Harapan bersifat multidimensional dan setiap individu tentunya memiliki gambaran harapan yang berbeda-beda. Gambaran dari harapan pada penelitian ini akan dilihat berdasarkan sudut pandang remaja mengenai penyakit yang mereka miliki, tujuan masa depan mereka serta cara mereka mencapai tujuan tersebut, dan peran harapan itu sendiri terhadap kemampuan mereka untuk menghadapi penyakit dan mencapai tujuan.

Referensi:

  • Thalassemia Support Foundation. (2005). Helping Patients Find Hope, http://www.helpthals.org,
  • Rosu, Monica. (2006). What is Thalassaemia Mayor?, http://www.geocities.com.
  • Arnold, Helen. (1999). Thalassaemia. Apakah Itu? Mengapa Terjadi? Bagaimana Mencegahnya? Jakarta: PT. Bumi Prakarsa Cipta.
  • Northern California Comprehensive Thalassemia Center. (2005). What is Thalassaemia Mayor. http://www.thalassemia.com,
  • Eijkman Institute for Molecular Biology. (2005). THALASSAEMIA MAYOR: Bagaimana Mencegah Penyakit Thalassaemia Mayor pada Keturunan Kita?, http://www.eijkman.go.id,
  • Roy, T. (2007). Thalassemia; New Thalassemia in Adolescents Study Results from Indian Institute of Technology Described. [Electronic version]. Hematology Week, 216.
  • Aprilianti, Ananda Narulita. (2007, Mei). Masih Ada Asa Bagi Penderita Thalassemia. Healthy Life, 36-38.
  • Ghanizadeh, A. (2007). Thalassemia Major; New Thalassemia Major in Adolescents Study Findings Recently were Published by Researchers at Hafez Hospital, Department of Psychiatry. [Electronic version]. Hematology Week, 33.
  • Prasomsuk, Suksiri. et. al. (2007).
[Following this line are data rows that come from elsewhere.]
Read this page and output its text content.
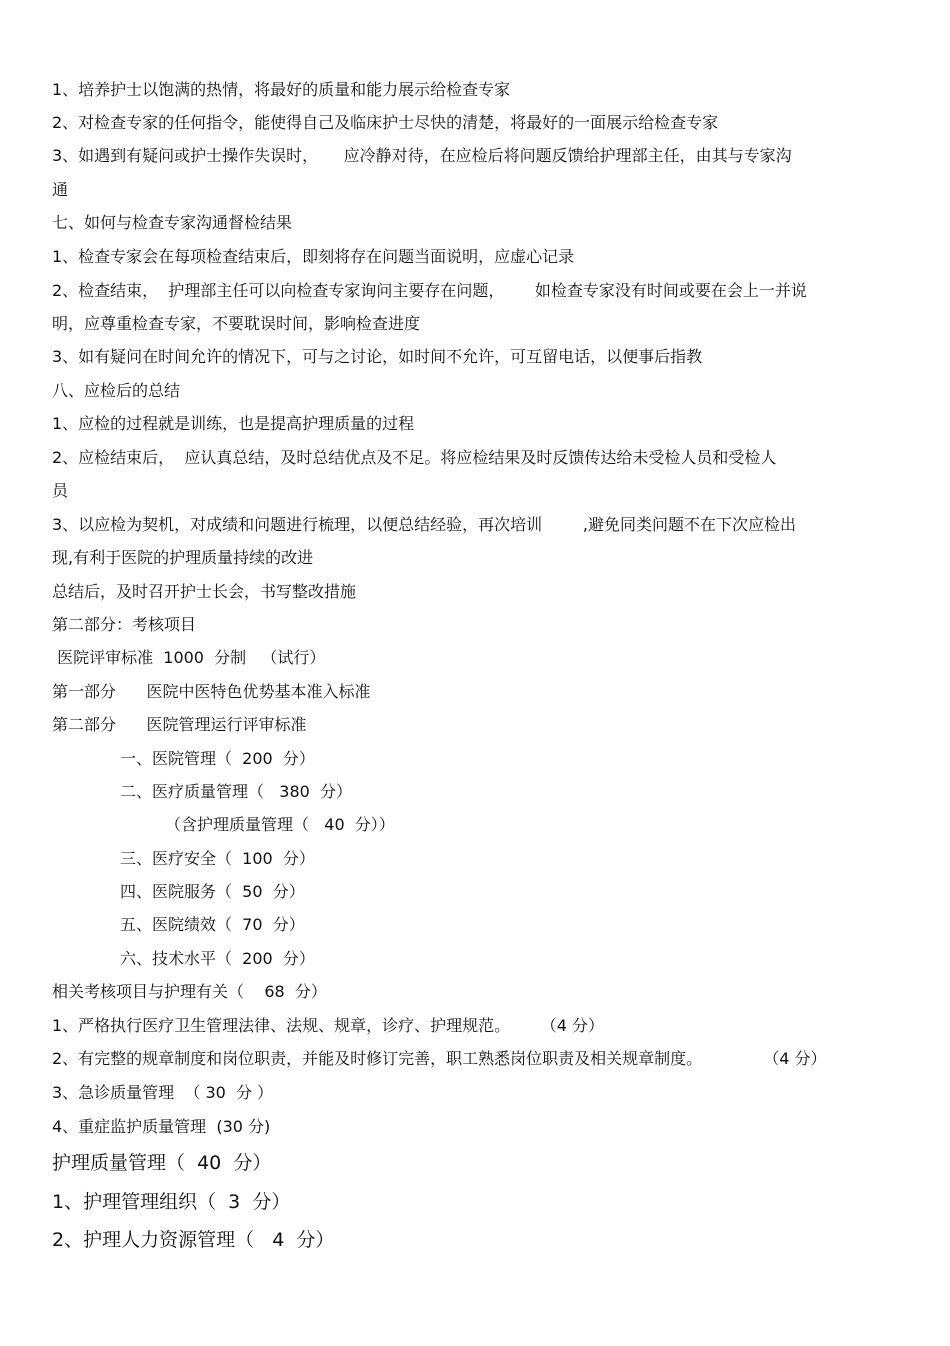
1、培养护士以饱满的热情，将最好的质量和能力展示给检查专家
2、对检查专家的任何指令，能使得自己及临床护士尽快的清楚，将最好的一面展示给检查专家
3、如遇到有疑问或护士操作失误时，     应冷静对待，在应检后将问题反馈给护理部主任，由其与专家沟
通
七、如何与检查专家沟通督检结果
1、检查专家会在每项检查结束后，即刻将存在问题当面说明，应虚心记录
2、检查结束，  护理部主任可以向检查专家询问主要存在问题，      如检查专家没有时间或要在会上一并说
明，应尊重检查专家，不要耽误时间，影响检查进度
3、如有疑问在时间允许的情况下，可与之讨论，如时间不允许，可互留电话，以便事后指教
八、应检后的总结
1、应检的过程就是训练，也是提高护理质量的过程
2、应检结束后，  应认真总结，及时总结优点及不足。将应检结果及时反馈传达给未受检人员和受检人
员
3、以应检为契机，对成绩和问题进行梳理，以便总结经验，再次培训        ,避免同类问题不在下次应检出
现,有利于医院的护理质量持续的改进
总结后，及时召开护士长会，书写整改措施
第二部分：考核项目
医院评审标准  1000  分制   （试行）
第一部分      医院中医特色优势基本准入标准
第二部分      医院管理运行评审标准
一、医院管理（  200  分）
二、医疗质量管理（   380  分）
（含护理质量管理（   40  分））
三、医疗安全（  100  分）
四、医院服务（  50  分）
五、医院绩效（  70  分）
六、技术水平（  200  分）
相关考核项目与护理有关（    68  分）
1、严格执行医疗卫生管理法律、法规、规章，诊疗、护理规范。      （4 分）
2、有完整的规章制度和岗位职责，并能及时修订完善，职工熟悉岗位职责及相关规章制度。            （4 分）
3、急诊质量管理  （ 30  分 ）
4、重症监护质量管理  (30 分)
护理质量管理（  40  分）
1、护理管理组织（  3  分）
2、护理人力资源管理（   4  分）
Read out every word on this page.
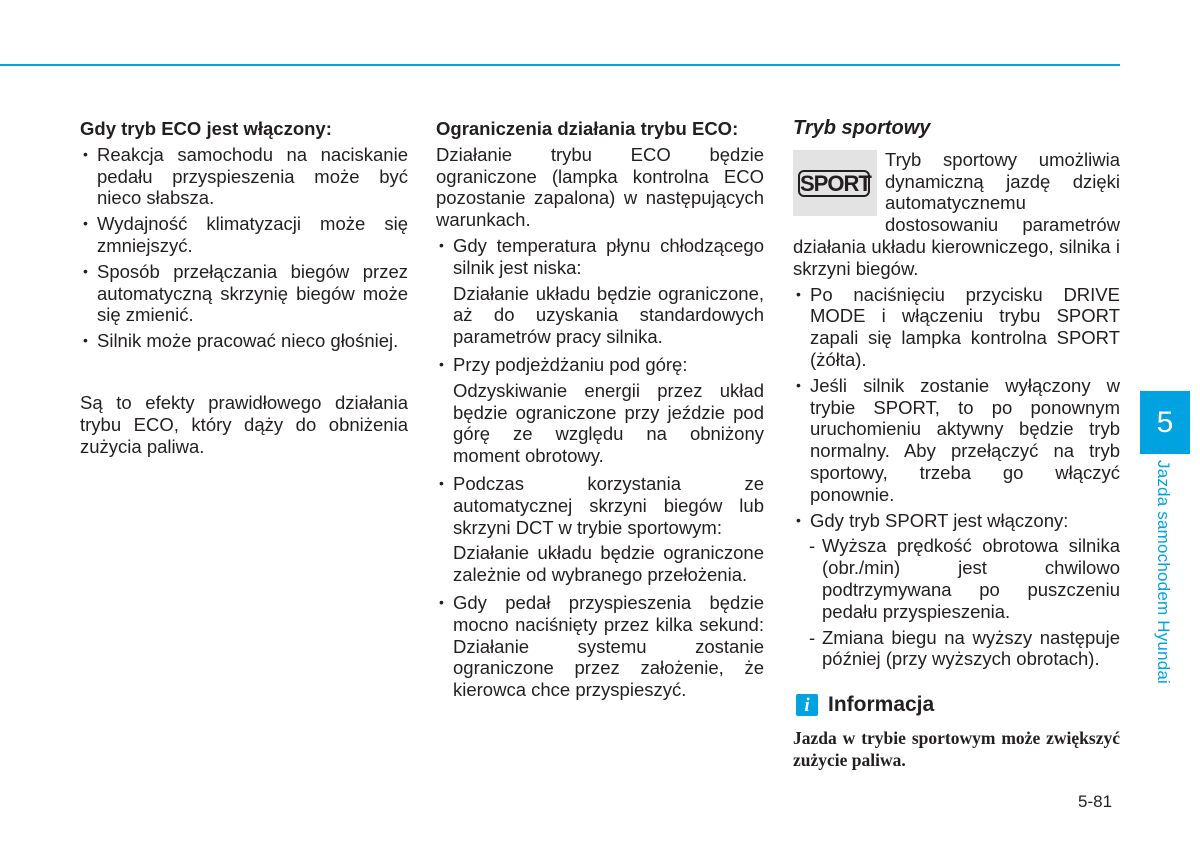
Gdy tryb ECO jest włączony:

• Reakcja samochodu na naciskanie pedału przyspieszenia może być nieco słabsza.
• Wydajność klimatyzacji może się zmniejszyć.
• Sposób przełączania biegów przez automatyczną skrzynię biegów może się zmienić.
• Silnik może pracować nieco głośniej.

Są to efekty prawidłowego działania trybu ECO, który dąży do obniżenia zużycia paliwa.

Ograniczenia działania trybu ECO:

Działanie trybu ECO będzie ograniczone (lampka kontrolna ECO pozostanie zapalona) w następujących warunkach.

• Gdy temperatura płynu chłodzącego silnik jest niska:
Działanie układu będzie ograniczone, aż do uzyskania standardowych parametrów pracy silnika.
• Przy podjeżdżaniu pod górę:
Odzyskiwanie energii przez układ będzie ograniczone przy jeździe pod górę ze względu na obniżony moment obrotowy.
• Podczas korzystania ze automatycznej skrzyni biegów lub skrzyni DCT w trybie sportowym:
Działanie układu będzie ograniczone zależnie od wybranego przełożenia.
• Gdy pedał przyspieszenia będzie mocno naciśnięty przez kilka sekund: Działanie systemu zostanie ograniczone przez założenie, że kierowca chce przyspieszyć.

Tryb sportowy

SPORT

Tryb sportowy umożliwia dynamiczną jazdę dzięki automatycznemu dostosowaniu parametrów działania układu kierowniczego, silnika i skrzyni biegów.

• Po naciśnięciu przycisku DRIVE MODE i włączeniu trybu SPORT zapali się lampka kontrolna SPORT (żółta).
• Jeśli silnik zostanie wyłączony w trybie SPORT, to po ponownym uruchomieniu aktywny będzie tryb normalny. Aby przełączyć na tryb sportowy, trzeba go włączyć ponownie.
• Gdy tryb SPORT jest włączony:
- Wyższa prędkość obrotowa silnika (obr./min) jest chwilowo podtrzymywana po puszczeniu pedału przyspieszenia.
- Zmiana biegu na wyższy następuje później (przy wyższych obrotach).
i Informacja

Jazda w trybie sportowym może zwiększyć zużycie paliwa.

5
Jazda samochodem Hyundai
5-81
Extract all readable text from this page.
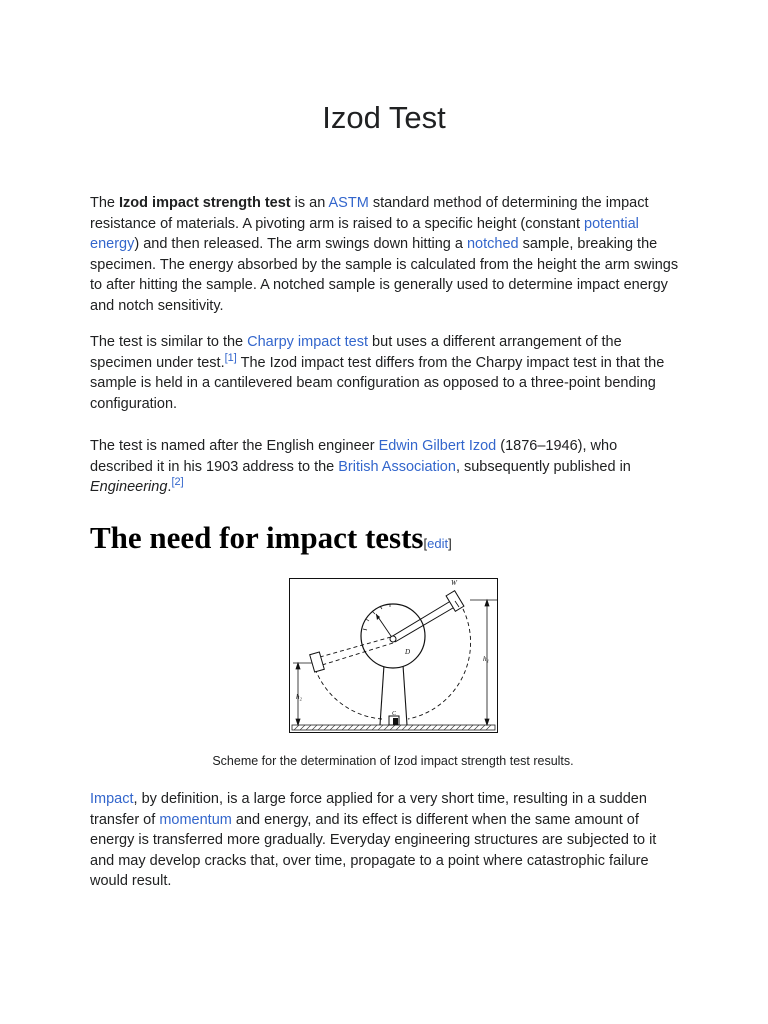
Izod Test

The Izod impact strength test is an ASTM standard method of determining the impact resistance of materials. A pivoting arm is raised to a specific height (constant potential energy) and then released. The arm swings down hitting a notched sample, breaking the specimen. The energy absorbed by the sample is calculated from the height the arm swings to after hitting the sample. A notched sample is generally used to determine impact energy and notch sensitivity.

The test is similar to the Charpy impact test but uses a different arrangement of the specimen under test.[1] The Izod impact test differs from the Charpy impact test in that the sample is held in a cantilevered beam configuration as opposed to a three-point bending configuration.

The test is named after the English engineer Edwin Gilbert Izod (1876–1946), who described it in his 1903 address to the British Association, subsequently published in Engineering.[2]

The need for impact tests[edit]
h₁
h₂
W
D
C

Scheme for the determination of Izod impact strength test results.

Impact, by definition, is a large force applied for a very short time, resulting in a sudden transfer of momentum and energy, and its effect is different when the same amount of energy is transferred more gradually. Everyday engineering structures are subjected to it and may develop cracks that, over time, propagate to a point where catastrophic failure would result.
Lived Experiences of Mothers Caring for Children With Thalassemia Major in Thailand. [Electronic version]. Journal for Specialists in Pediatric Nursing, 12 (1), 13-23.
  • Shorey, Hal S., Snyder, C. R., Yang, Xiangdong, Lewin, Michael, R. (2003). The Role of Hope as a mediator in Recollected Parenting, Adult Attachment, and Mental Health. [Electronic version]. Journal of Clinical and Social Psychology 22 (6), 685-715.
  • Venning, Anthony J., et. al. (2007). The Impact of a Child’s Chronic Illness on Hopeful Thinking in Children and Parents. [Electronic version]. Journal of Social and Clinical Psychology, 26 (6), 708-727.
  • Maree, David J.F. & Maree, Marinda. (2007). Assessment of Hope –The Process of Constructing a Gender-Sensitive Scale for Hope within a South African Context, http://www.inter-disciplinary.org,
  • Taylor, Shelley E. (1999). Health Psychology. 4th ed. Boston: McGraw-Hill.